In an interview with Computerworld Sweden, CEO Eyjólfur Magnús Kristinsson said the recently-acquired company is planning a large-scale data center campus in northern Europe that could reach up to 50MW.
“Stockholm is our first investment outside Iceland. We have plans to be a major data center player for the entire Nordic region, and will have some hubs. We expect to be in the capitals, but we also want to build a mega-site,” he said.
Kristinsson didn’t provide details, but noted Sweden could be chosen as the home of the proposed campus. He added: “We are looking for a place now, and an important part is that there should be access to renewable energy. The goal is for us to have found the right one now during the first quarter.”

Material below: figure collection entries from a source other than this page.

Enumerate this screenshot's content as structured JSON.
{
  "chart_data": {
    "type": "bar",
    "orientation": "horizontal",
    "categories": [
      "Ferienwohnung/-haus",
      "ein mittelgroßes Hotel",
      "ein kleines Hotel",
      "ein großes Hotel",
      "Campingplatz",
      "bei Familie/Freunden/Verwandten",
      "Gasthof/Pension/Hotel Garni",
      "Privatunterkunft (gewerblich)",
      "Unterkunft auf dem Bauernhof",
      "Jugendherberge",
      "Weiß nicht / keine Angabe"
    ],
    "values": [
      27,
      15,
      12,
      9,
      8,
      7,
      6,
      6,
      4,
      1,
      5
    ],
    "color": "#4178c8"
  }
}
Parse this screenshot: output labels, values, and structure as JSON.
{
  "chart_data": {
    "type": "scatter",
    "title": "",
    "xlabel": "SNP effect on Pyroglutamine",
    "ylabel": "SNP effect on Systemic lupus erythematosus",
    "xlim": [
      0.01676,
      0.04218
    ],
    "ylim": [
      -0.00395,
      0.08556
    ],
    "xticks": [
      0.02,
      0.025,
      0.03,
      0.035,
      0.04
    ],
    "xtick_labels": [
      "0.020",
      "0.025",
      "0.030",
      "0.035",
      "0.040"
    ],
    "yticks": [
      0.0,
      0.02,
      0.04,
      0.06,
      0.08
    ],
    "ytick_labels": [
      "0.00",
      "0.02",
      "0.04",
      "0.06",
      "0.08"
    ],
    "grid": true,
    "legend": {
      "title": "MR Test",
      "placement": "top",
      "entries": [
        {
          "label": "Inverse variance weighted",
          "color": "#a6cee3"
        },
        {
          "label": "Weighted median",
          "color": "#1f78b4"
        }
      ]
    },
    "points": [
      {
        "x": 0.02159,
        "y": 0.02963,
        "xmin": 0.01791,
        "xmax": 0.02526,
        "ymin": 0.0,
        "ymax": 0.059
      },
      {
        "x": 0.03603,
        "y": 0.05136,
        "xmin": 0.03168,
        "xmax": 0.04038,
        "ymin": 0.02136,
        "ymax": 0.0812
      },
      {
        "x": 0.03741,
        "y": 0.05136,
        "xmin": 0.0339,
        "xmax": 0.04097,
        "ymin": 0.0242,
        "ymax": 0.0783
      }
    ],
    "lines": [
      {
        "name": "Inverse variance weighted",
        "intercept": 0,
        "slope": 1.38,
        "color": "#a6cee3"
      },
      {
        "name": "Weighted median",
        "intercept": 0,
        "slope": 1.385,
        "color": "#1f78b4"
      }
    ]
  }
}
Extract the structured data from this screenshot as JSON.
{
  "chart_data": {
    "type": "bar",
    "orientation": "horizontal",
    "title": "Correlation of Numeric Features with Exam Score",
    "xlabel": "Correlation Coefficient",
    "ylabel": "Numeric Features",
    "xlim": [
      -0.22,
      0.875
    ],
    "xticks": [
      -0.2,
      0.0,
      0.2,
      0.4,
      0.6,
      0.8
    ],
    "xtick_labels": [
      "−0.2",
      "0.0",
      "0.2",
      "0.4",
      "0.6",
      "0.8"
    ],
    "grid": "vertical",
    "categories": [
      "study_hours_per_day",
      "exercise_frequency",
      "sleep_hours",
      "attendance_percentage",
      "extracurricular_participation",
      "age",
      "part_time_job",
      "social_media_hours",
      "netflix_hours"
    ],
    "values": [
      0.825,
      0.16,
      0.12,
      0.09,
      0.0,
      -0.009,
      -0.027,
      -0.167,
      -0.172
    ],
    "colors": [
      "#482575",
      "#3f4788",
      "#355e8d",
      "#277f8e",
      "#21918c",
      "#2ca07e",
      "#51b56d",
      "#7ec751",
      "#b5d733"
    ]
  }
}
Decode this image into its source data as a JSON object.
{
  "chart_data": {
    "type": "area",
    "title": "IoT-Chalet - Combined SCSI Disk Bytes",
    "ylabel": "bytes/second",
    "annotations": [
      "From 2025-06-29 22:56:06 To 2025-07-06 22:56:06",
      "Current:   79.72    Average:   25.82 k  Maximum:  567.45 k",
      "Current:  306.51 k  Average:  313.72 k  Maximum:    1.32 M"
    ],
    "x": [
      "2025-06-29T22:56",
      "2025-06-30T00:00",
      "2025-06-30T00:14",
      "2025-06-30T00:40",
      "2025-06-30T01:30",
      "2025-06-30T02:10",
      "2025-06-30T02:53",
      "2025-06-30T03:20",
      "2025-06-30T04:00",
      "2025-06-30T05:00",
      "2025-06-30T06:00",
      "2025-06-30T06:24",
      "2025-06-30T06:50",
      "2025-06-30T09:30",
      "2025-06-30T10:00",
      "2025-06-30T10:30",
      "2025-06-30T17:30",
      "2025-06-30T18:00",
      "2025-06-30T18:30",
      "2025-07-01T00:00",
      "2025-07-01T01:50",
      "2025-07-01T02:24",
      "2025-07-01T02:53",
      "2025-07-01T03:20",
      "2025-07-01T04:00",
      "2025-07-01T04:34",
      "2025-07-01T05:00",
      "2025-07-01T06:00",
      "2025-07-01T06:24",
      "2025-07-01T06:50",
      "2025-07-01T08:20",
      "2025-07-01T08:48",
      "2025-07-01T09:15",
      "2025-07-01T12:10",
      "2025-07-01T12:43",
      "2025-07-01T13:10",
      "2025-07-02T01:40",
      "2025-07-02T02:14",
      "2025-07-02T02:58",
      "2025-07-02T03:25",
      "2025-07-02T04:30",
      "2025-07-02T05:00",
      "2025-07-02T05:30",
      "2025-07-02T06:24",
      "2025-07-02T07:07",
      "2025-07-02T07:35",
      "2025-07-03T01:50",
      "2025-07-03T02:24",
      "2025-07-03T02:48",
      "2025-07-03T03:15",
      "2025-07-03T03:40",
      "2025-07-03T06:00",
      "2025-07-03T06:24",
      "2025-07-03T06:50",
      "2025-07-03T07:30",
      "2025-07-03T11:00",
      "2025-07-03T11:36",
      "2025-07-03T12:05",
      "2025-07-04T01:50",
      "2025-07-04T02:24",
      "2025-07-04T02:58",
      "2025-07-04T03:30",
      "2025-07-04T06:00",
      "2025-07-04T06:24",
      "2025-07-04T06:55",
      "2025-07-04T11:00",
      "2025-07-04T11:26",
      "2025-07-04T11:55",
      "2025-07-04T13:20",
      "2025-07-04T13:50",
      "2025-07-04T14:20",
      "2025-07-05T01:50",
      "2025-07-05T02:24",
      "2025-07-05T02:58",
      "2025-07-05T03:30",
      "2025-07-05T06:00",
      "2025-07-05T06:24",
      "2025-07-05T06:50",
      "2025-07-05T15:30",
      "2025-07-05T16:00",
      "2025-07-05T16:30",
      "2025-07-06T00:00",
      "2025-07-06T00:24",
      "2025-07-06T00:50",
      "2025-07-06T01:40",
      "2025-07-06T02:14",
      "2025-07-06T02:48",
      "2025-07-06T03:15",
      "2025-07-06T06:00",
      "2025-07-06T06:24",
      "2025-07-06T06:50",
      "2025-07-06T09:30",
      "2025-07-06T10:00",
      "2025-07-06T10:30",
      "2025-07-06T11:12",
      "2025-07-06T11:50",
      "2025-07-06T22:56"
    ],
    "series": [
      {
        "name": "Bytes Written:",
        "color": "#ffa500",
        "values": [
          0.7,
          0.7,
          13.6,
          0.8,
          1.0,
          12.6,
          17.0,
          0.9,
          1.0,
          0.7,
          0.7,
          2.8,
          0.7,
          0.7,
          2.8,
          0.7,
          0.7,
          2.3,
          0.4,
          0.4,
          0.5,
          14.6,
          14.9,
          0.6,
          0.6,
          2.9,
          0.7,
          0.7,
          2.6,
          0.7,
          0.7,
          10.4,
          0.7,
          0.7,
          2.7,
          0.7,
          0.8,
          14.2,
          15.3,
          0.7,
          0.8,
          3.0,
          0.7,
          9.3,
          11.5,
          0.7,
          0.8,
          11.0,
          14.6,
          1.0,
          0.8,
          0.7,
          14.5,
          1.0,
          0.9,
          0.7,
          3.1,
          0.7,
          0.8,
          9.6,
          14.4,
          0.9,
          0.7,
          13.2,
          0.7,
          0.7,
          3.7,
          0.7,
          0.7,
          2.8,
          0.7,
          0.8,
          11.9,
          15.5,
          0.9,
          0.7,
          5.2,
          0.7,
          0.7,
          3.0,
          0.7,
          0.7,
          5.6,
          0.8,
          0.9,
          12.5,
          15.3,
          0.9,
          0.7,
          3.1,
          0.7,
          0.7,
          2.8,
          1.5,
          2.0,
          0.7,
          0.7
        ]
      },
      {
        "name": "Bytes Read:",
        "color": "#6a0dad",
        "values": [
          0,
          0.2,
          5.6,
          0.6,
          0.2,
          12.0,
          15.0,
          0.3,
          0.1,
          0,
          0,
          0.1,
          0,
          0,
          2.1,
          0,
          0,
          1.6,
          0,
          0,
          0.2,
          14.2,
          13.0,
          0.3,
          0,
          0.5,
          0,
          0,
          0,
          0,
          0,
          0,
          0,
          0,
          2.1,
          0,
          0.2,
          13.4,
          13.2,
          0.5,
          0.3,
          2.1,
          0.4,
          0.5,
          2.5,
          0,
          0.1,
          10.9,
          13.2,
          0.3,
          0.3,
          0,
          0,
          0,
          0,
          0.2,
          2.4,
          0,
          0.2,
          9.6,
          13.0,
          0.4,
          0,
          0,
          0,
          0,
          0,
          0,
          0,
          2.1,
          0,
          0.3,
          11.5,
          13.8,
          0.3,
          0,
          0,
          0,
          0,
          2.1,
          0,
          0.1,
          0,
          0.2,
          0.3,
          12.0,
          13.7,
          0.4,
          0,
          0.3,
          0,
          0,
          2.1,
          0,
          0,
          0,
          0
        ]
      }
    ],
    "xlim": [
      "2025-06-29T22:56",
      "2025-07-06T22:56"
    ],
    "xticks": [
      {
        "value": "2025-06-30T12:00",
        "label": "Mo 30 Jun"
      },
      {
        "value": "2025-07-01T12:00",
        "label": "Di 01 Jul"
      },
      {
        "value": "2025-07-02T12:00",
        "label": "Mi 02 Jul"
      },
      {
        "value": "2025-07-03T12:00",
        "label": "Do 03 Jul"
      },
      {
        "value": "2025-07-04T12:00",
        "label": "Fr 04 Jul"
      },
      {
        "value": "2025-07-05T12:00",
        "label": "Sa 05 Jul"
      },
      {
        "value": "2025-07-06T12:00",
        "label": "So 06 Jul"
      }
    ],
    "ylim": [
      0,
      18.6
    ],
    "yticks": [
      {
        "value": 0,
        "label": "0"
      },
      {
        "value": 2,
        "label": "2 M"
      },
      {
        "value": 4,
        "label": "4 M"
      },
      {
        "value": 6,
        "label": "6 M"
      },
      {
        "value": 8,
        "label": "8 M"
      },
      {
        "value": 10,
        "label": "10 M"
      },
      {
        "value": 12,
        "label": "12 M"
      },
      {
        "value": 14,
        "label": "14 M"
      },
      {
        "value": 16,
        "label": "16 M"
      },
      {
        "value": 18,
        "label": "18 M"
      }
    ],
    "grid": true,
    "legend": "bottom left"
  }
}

AtNorth currently has one facility in Sweden. Construction on phase one of the SWE01: SIF DC facility in Kista, northern Stockholm, began late 2020, with the first data hall due to be completed in December. The facility was due to have been inaugurated at the end of 2021, but has reportedly been rescheduled for March 10 due to supply chain issues.
“We should have had an inauguration in Stockholm in December, but it was postponed,” said Kristinsson. “There were some critical components that did not arrive on time.”
Work on the second hall in Stockholm has already begun; the second data hall is due to add another 2,750 square meters (29,600 sq ft) and due to come online in the second half of 2022 to total 6MW. At total build-out, the current Swedish facility could reach seven data halls and 11MW.
AtNorth was formed as Advania in 2012 from three components: Skyrr, a public sector IT specialist in Iceland; Kerfi, a Swedish outfit with roots in a Nokia spinoff called Datapoint; and Hands from Norway. The company was acquired last year by Swiss investment manager Partners Group. In Iceland, the company has data centers in Keflavík and just outside Reykjavík in Hafnarfjörðu.
The company is also planning another Icelandic data center in Akureyri, to the island’s north. Local press last year reported the company was looking to buy a 1-hectare plot by Hlíðarfjallsvegur for the construction of a data center; the company also requested priority rights to nearby plots for expansion and could establish a greenhouse that uses heat from the data center.